La lettre ajoute: «En plus des 400 millions d'euros, toutes les parties concernées continueraient à recevoir des distributions provenant de la vente de droits commerciaux, tout en visant une croissance significative pendant notre partenariat.» Sur la base des données disponibles, CVC estime la valeur publicitaire de l'entreprise «Snow Sports Commercial» à 2 milliards d'euros. À la FIS, on écrit: «Nous travaillerions avec vous pour convenir de l'échelonnement de cet investissement (par exemple sur 3 à 5 ans) et pour déterminer comment ces revenus seraient utilisés pour des investissements soutenant le plan d'affaires, des investissements auprès des fédérations nationales et de la FIS et des investissements dans les athlètes et autres projets.»

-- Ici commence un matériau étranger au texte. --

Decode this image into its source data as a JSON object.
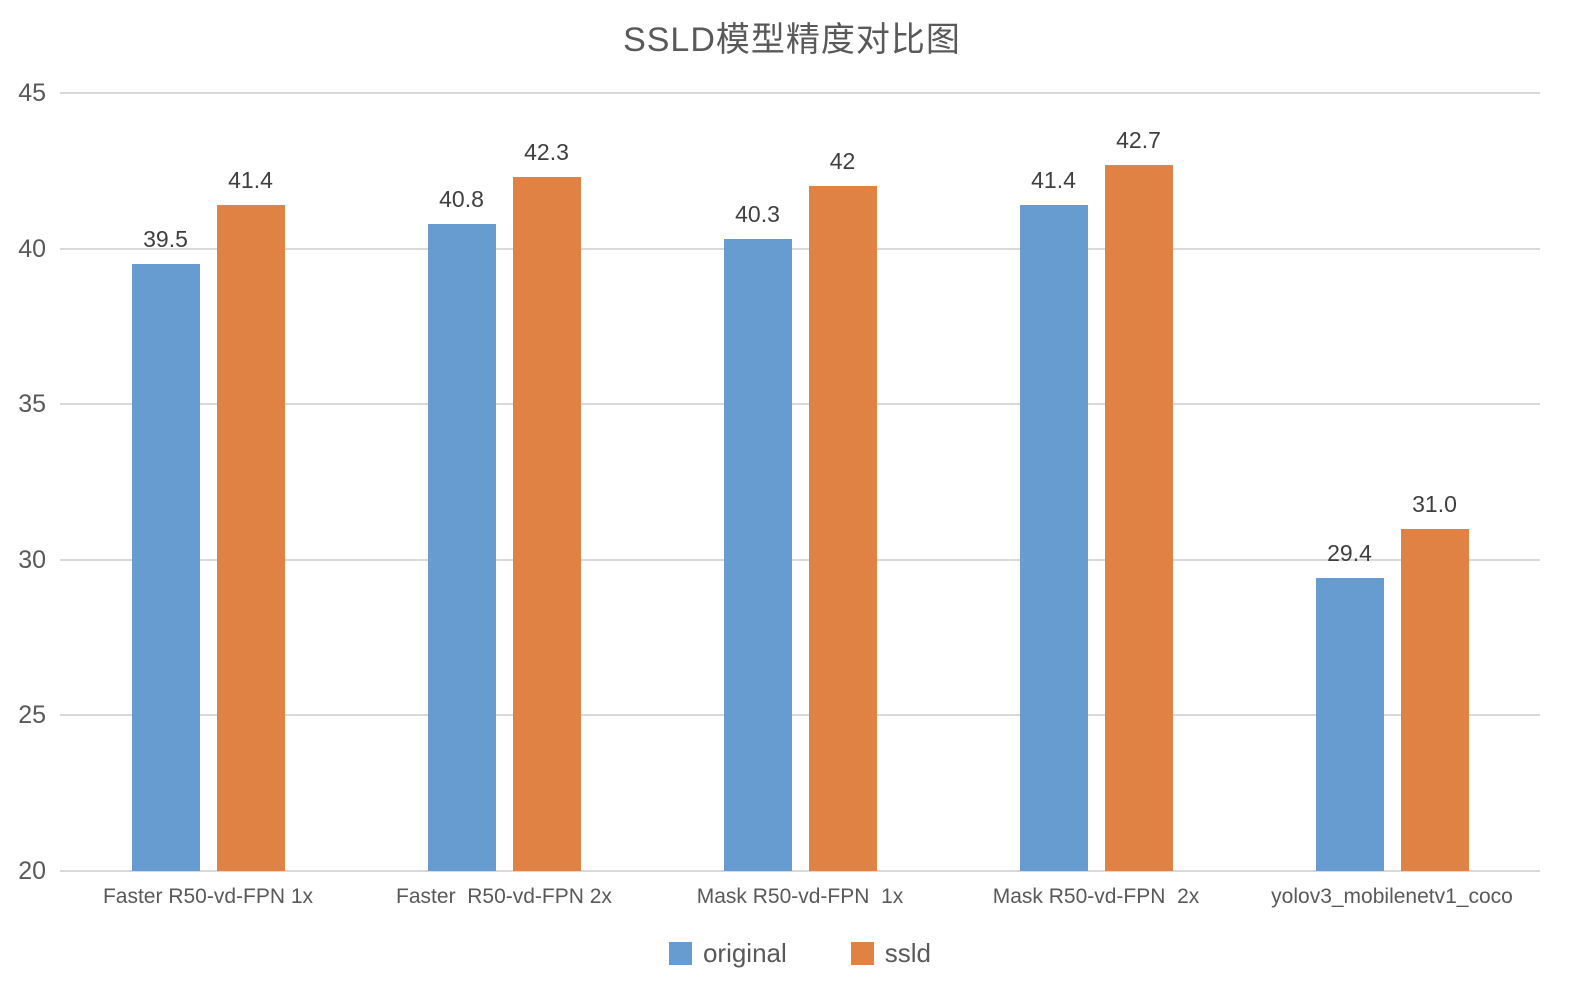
{
  "chart_data": {
    "type": "bar",
    "title": "SSLD模型精度对比图",
    "categories": [
      "Faster R50-vd-FPN 1x",
      "Faster  R50-vd-FPN 2x",
      "Mask R50-vd-FPN  1x",
      "Mask R50-vd-FPN  2x",
      "yolov3_mobilenetv1_coco"
    ],
    "series": [
      {
        "name": "original",
        "color": "#679CD1",
        "values": [
          39.5,
          40.8,
          40.3,
          41.4,
          29.4
        ],
        "labels": [
          "39.5",
          "40.8",
          "40.3",
          "41.4",
          "29.4"
        ]
      },
      {
        "name": "ssld",
        "color": "#E08244",
        "values": [
          41.4,
          42.3,
          42,
          42.7,
          31.0
        ],
        "labels": [
          "41.4",
          "42.3",
          "42",
          "42.7",
          "31.0"
        ]
      }
    ],
    "xlabel": "",
    "ylabel": "",
    "ylim": [
      20,
      45
    ],
    "yticks": [
      20,
      25,
      30,
      35,
      40,
      45
    ],
    "grid": true,
    "legend_position": "bottom",
    "colors": {
      "title_text": "#595959",
      "axis_text": "#595959",
      "data_label_text": "#3f3f3f",
      "gridline": "#d9d9d9"
    }
  }
}
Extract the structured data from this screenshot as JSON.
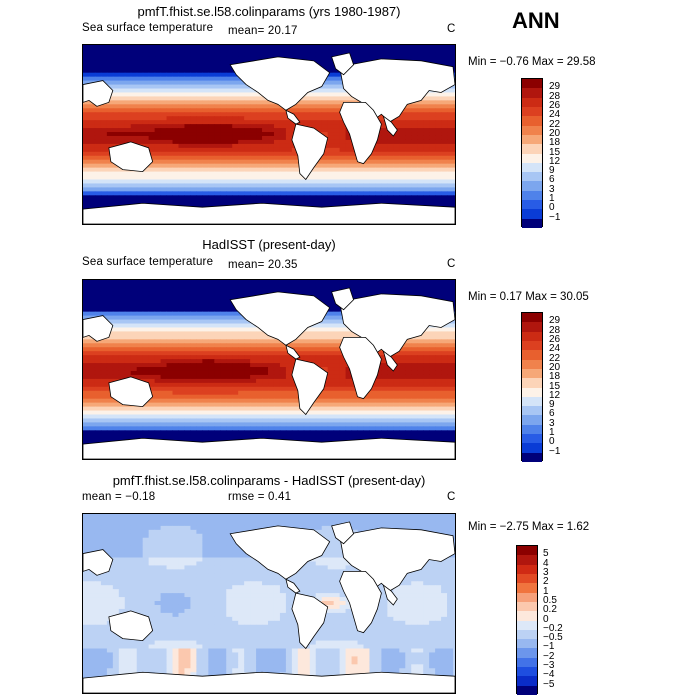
{
  "season": "ANN",
  "panels": [
    {
      "title": "pmfT.fhist.se.l58.colinparams (yrs 1980-1987)",
      "variable": "Sea surface temperature",
      "stat": "mean=  20.17",
      "unit": "C",
      "minmax": "Min =  −0.76 Max =  29.58",
      "colorbar": {
        "labels": [
          "29",
          "28",
          "26",
          "24",
          "22",
          "20",
          "18",
          "15",
          "12",
          "9",
          "6",
          "3",
          "1",
          "0",
          "−1"
        ],
        "colors": [
          "#8b0000",
          "#b0160e",
          "#cc2b14",
          "#dc4020",
          "#e8602e",
          "#f0824c",
          "#f6a878",
          "#fcd4b8",
          "#fdf2e8",
          "#d4e4f8",
          "#a8c6f4",
          "#7ca6ee",
          "#4f82ea",
          "#285ce6",
          "#0a3cd6",
          "#00007a"
        ]
      }
    },
    {
      "title": "HadISST (present-day)",
      "variable": "Sea surface temperature",
      "stat": "mean=  20.35",
      "unit": "C",
      "minmax": "Min =   0.17 Max =  30.05",
      "colorbar": {
        "labels": [
          "29",
          "28",
          "26",
          "24",
          "22",
          "20",
          "18",
          "15",
          "12",
          "9",
          "6",
          "3",
          "1",
          "0",
          "−1"
        ],
        "colors": [
          "#8b0000",
          "#b0160e",
          "#cc2b14",
          "#dc4020",
          "#e8602e",
          "#f0824c",
          "#f6a878",
          "#fcd4b8",
          "#fdf2e8",
          "#d4e4f8",
          "#a8c6f4",
          "#7ca6ee",
          "#4f82ea",
          "#285ce6",
          "#0a3cd6",
          "#00007a"
        ]
      }
    },
    {
      "title": "pmfT.fhist.se.l58.colinparams - HadISST (present-day)",
      "stat_mean": "mean =  −0.18",
      "stat_rmse": "rmse =   0.41",
      "unit": "C",
      "minmax": "Min =  −2.75 Max =   1.62",
      "colorbar": {
        "labels": [
          "5",
          "4",
          "3",
          "2",
          "1",
          "0.5",
          "0.2",
          "0",
          "−0.2",
          "−0.5",
          "−1",
          "−2",
          "−3",
          "−4",
          "−5"
        ],
        "colors": [
          "#8b0000",
          "#b0160e",
          "#d02a14",
          "#e24a24",
          "#f0743e",
          "#f6a07a",
          "#fbc8ae",
          "#fde8dc",
          "#dde8f8",
          "#bcd2f4",
          "#98b8f0",
          "#6c96ec",
          "#4272e8",
          "#1e4ee0",
          "#0a2cc8",
          "#00007a"
        ]
      }
    }
  ]
}
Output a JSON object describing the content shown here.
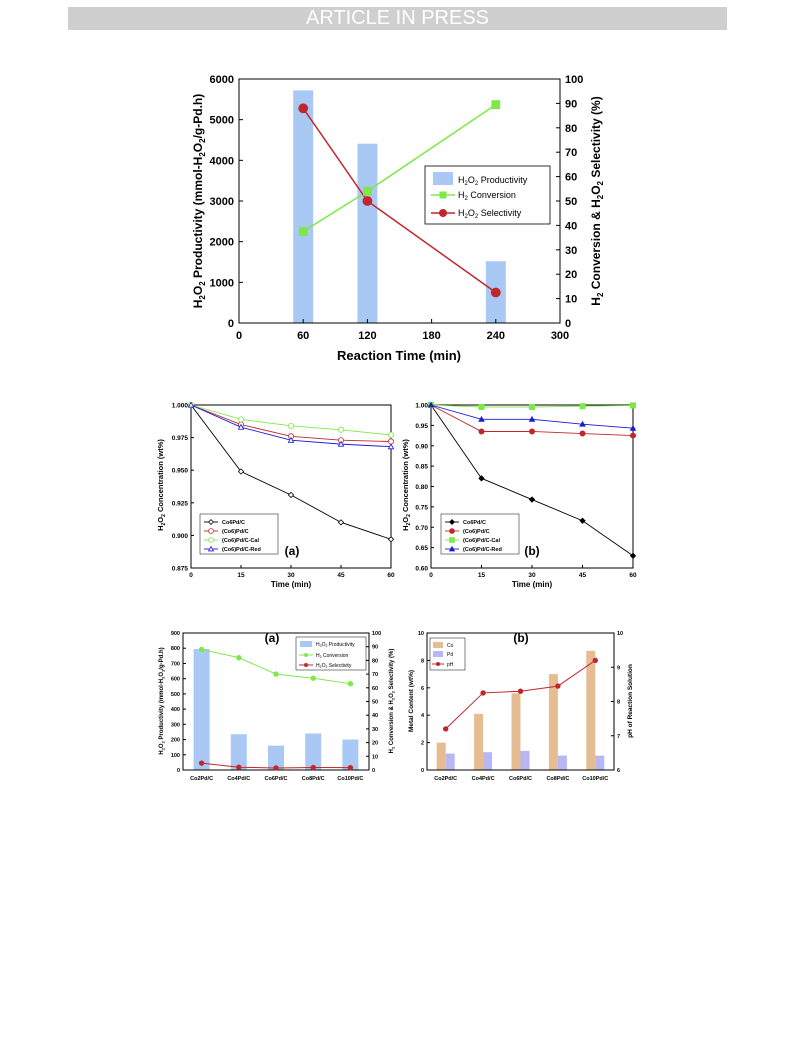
{
  "page": {
    "banner": "ARTICLE IN PRESS"
  },
  "colors": {
    "bar": "#a9c9f4",
    "green": "#7ee84a",
    "red": "#c0272d",
    "blue": "#1a1ad8",
    "tan": "#e6bc93",
    "lavender": "#b7b7f3",
    "black": "#000000"
  },
  "chart_data": [
    {
      "id": "top",
      "type": "bar+line",
      "xlabel": "Reaction Time (min)",
      "ylabel_left": "H2O2 Productivity (mmol-H2O2/g-Pd.h)",
      "ylabel_right": "H2 Conversion & H2O2 Selectivity (%)",
      "xlim": [
        0,
        300
      ],
      "xticks": [
        0,
        60,
        120,
        180,
        240,
        300
      ],
      "ylim_left": [
        0,
        6000
      ],
      "yticks_left": [
        0,
        1000,
        2000,
        3000,
        4000,
        5000,
        6000
      ],
      "ylim_right": [
        0,
        100
      ],
      "yticks_right": [
        0,
        10,
        20,
        30,
        40,
        50,
        60,
        70,
        80,
        90,
        100
      ],
      "legend": [
        "H2O2 Productivity",
        "H2 Conversion",
        "H2O2 Selectivity"
      ],
      "bars": {
        "name": "H2O2 Productivity",
        "x": [
          60,
          120,
          240
        ],
        "values": [
          5720,
          4410,
          1520
        ]
      },
      "series": [
        {
          "name": "H2 Conversion",
          "x": [
            60,
            120,
            240
          ],
          "values": [
            37.5,
            54,
            89.5
          ]
        },
        {
          "name": "H2O2 Selectivity",
          "x": [
            60,
            120,
            240
          ],
          "values": [
            88,
            50,
            12.5
          ]
        }
      ]
    },
    {
      "id": "mid-a",
      "type": "line",
      "panel_label": "(a)",
      "xlabel": "Time (min)",
      "ylabel": "H2O2 Concentration (wt%)",
      "xlim": [
        0,
        60
      ],
      "xticks": [
        0,
        15,
        30,
        45,
        60
      ],
      "ylim": [
        0.875,
        1.0
      ],
      "yticks": [
        "0.875",
        "0.900",
        "0.925",
        "0.950",
        "0.975",
        "1.000"
      ],
      "legend": [
        "Co6Pd/C",
        "(Co6)Pd/C",
        "(Co6)Pd/C-Cal",
        "(Co6)Pd/C-Red"
      ],
      "x": [
        0,
        15,
        30,
        45,
        60
      ],
      "series": [
        {
          "name": "Co6Pd/C",
          "values": [
            1.0,
            0.949,
            0.931,
            0.91,
            0.897
          ]
        },
        {
          "name": "(Co6)Pd/C",
          "values": [
            1.0,
            0.985,
            0.976,
            0.973,
            0.972
          ]
        },
        {
          "name": "(Co6)Pd/C-Cal",
          "values": [
            1.0,
            0.989,
            0.984,
            0.981,
            0.977
          ]
        },
        {
          "name": "(Co6)Pd/C-Red",
          "values": [
            1.0,
            0.983,
            0.973,
            0.97,
            0.968
          ]
        }
      ]
    },
    {
      "id": "mid-b",
      "type": "line",
      "panel_label": "(b)",
      "xlabel": "Time (min)",
      "ylabel": "H2O2 Concentration (wt%)",
      "xlim": [
        0,
        60
      ],
      "xticks": [
        0,
        15,
        30,
        45,
        60
      ],
      "ylim": [
        0.6,
        1.0
      ],
      "yticks": [
        "0.60",
        "0.65",
        "0.70",
        "0.75",
        "0.80",
        "0.85",
        "0.90",
        "0.95",
        "1.00"
      ],
      "legend": [
        "Co6Pd/C",
        "(Co6)Pd/C",
        "(Co6)Pd/C-Cal",
        "(Co6)Pd/C-Red"
      ],
      "x": [
        0,
        15,
        30,
        45,
        60
      ],
      "series": [
        {
          "name": "Co6Pd/C",
          "values": [
            1.0,
            0.82,
            0.768,
            0.716,
            0.63
          ]
        },
        {
          "name": "(Co6)Pd/C",
          "values": [
            1.0,
            0.935,
            0.935,
            0.93,
            0.925
          ]
        },
        {
          "name": "(Co6)Pd/C-Cal",
          "values": [
            1.0,
            0.995,
            0.995,
            0.997,
            0.999
          ]
        },
        {
          "name": "(Co6)Pd/C-Red",
          "values": [
            1.0,
            0.965,
            0.965,
            0.953,
            0.943
          ]
        }
      ]
    },
    {
      "id": "bot-a",
      "type": "bar+line",
      "panel_label": "(a)",
      "ylabel_left": "H2O2 Productivity (mmol-H2O2/g-Pd.h)",
      "ylabel_right": "H2 Conversion & H2O2 Selectivity (%)",
      "categories": [
        "Co2Pd/C",
        "Co4Pd/C",
        "Co6Pd/C",
        "Co8Pd/C",
        "Co10Pd/C"
      ],
      "ylim_left": [
        0,
        900
      ],
      "yticks_left": [
        0,
        100,
        200,
        300,
        400,
        500,
        600,
        700,
        800,
        900
      ],
      "ylim_right": [
        0,
        100
      ],
      "yticks_right": [
        0,
        10,
        20,
        30,
        40,
        50,
        60,
        70,
        80,
        90,
        100
      ],
      "legend": [
        "H2O2 Productivity",
        "H2 Conversion",
        "H2O2 Selectivity"
      ],
      "bars": {
        "name": "H2O2 Productivity",
        "values": [
          795,
          235,
          160,
          240,
          200
        ]
      },
      "series": [
        {
          "name": "H2 Conversion",
          "values": [
            88,
            82,
            70,
            67,
            63
          ]
        },
        {
          "name": "H2O2 Selectivity",
          "values": [
            5,
            2,
            1.5,
            1.8,
            1.7
          ]
        }
      ]
    },
    {
      "id": "bot-b",
      "type": "bar+line",
      "panel_label": "(b)",
      "ylabel_left": "Metal Content (wt%)",
      "ylabel_right": "pH of Reaction Solution",
      "categories": [
        "Co2Pd/C",
        "Co4Pd/C",
        "Co6Pd/C",
        "Co8Pd/C",
        "Co10Pd/C"
      ],
      "ylim_left": [
        0,
        10
      ],
      "yticks_left": [
        0,
        2,
        4,
        6,
        8,
        10
      ],
      "ylim_right": [
        6,
        10
      ],
      "yticks_right": [
        6,
        7,
        8,
        9,
        10
      ],
      "legend": [
        "Co",
        "Pd",
        "pH"
      ],
      "bar_series": [
        {
          "name": "Co",
          "values": [
            2.0,
            4.1,
            5.6,
            7.0,
            8.7
          ]
        },
        {
          "name": "Pd",
          "values": [
            1.2,
            1.3,
            1.4,
            1.05,
            1.05
          ]
        }
      ],
      "series": [
        {
          "name": "pH",
          "values": [
            7.2,
            8.25,
            8.3,
            8.45,
            9.2
          ]
        }
      ]
    }
  ]
}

Il faut savoir à ce sujet: CVC s'est fortement profilé dans le sport-business au cours des 20 dernières années. On a une grande expérience dans le marketing sportif: par exemple en Formule 1, dans les ligues de football en Espagne et en France, ainsi que dans le tennis féminin. Et maintenant, les sports de neige devraient s'y ajouter. Mais la FIS semble vouloir renoncer à cet argent.

«Pas un besoin», écrit la FIS.

Blick a également pu consulter la réponse de la Fédération internationale de ski à la CVC. Et la FIS refuse de répondre. Elle ne propose même pas d'entretien. La raison: on est déjà en train de mettre en œuvre la centralisation souhaitée avec le distributeur Infront. Concrètement, on peut lire: «Le 26 avril 2024, le Conseil de la FIS a voté en faveur de la centralisation des droits médiatiques et de retransmission internationaux, ce qui a ouvert la voie à la FIS pour la signature d'un accord d'agence exclusif avec Infront.» Selon la FIS, l'intérêt de CVC arrive trop tard. De plus, on peut y lire: «La FIS est très bien capitalisée et n'a actuellement pas besoin de fonds supplémentaires pour mettre en œuvre ses plans stratégiques.»

Seule la FIS sait exactement en quoi consistent les contrats avec Infront et si un retrait ne serait pas possible. De l'extérieur, on a l'impression que la Fédération internationale de ski a laissé passer une énorme opportunité en refusant l'offre de CVC.

Actuellement, le ski est très éloigné des prize money du tennis. À l'exception de deux courses (Kitzbühel chez les hommes et Flachau chez les femmes), tous les organisateurs ne distribuent cet hiver que le minimum de 144'000 francs fixé par la FIS. «Il y en a qui n'ont presque plus de marge de manœuvre. Toute l'infrastructure coûte de plus en plus cher. Que ce soit la préparation des pistes, la sécurité, l'aire de départ ou d'arrivée. On veut rendre le produit toujours plus attractif, mais cela coûte toujours plus cher», explique le directeur du ski alpin suisse Hans Flatscher.

Un besoin urgent d'argent

Les conséquences? Celui qui termine dixième de la descente du Lauberhorn à Wengen ne touche plus que 3000 francs. Et sur cette somme, comme la plupart du temps en Coupe du monde, il doit encore verser 20 à 30% aux autorités fiscales. Même le sponsor principal, que presque tous les athlètes peuvent choisir eux-mêmes, ne fait généralement pas le poids. Une chose est sûre: en matière de finances, la FIS est à la traîne par rapport à ses propres attentes.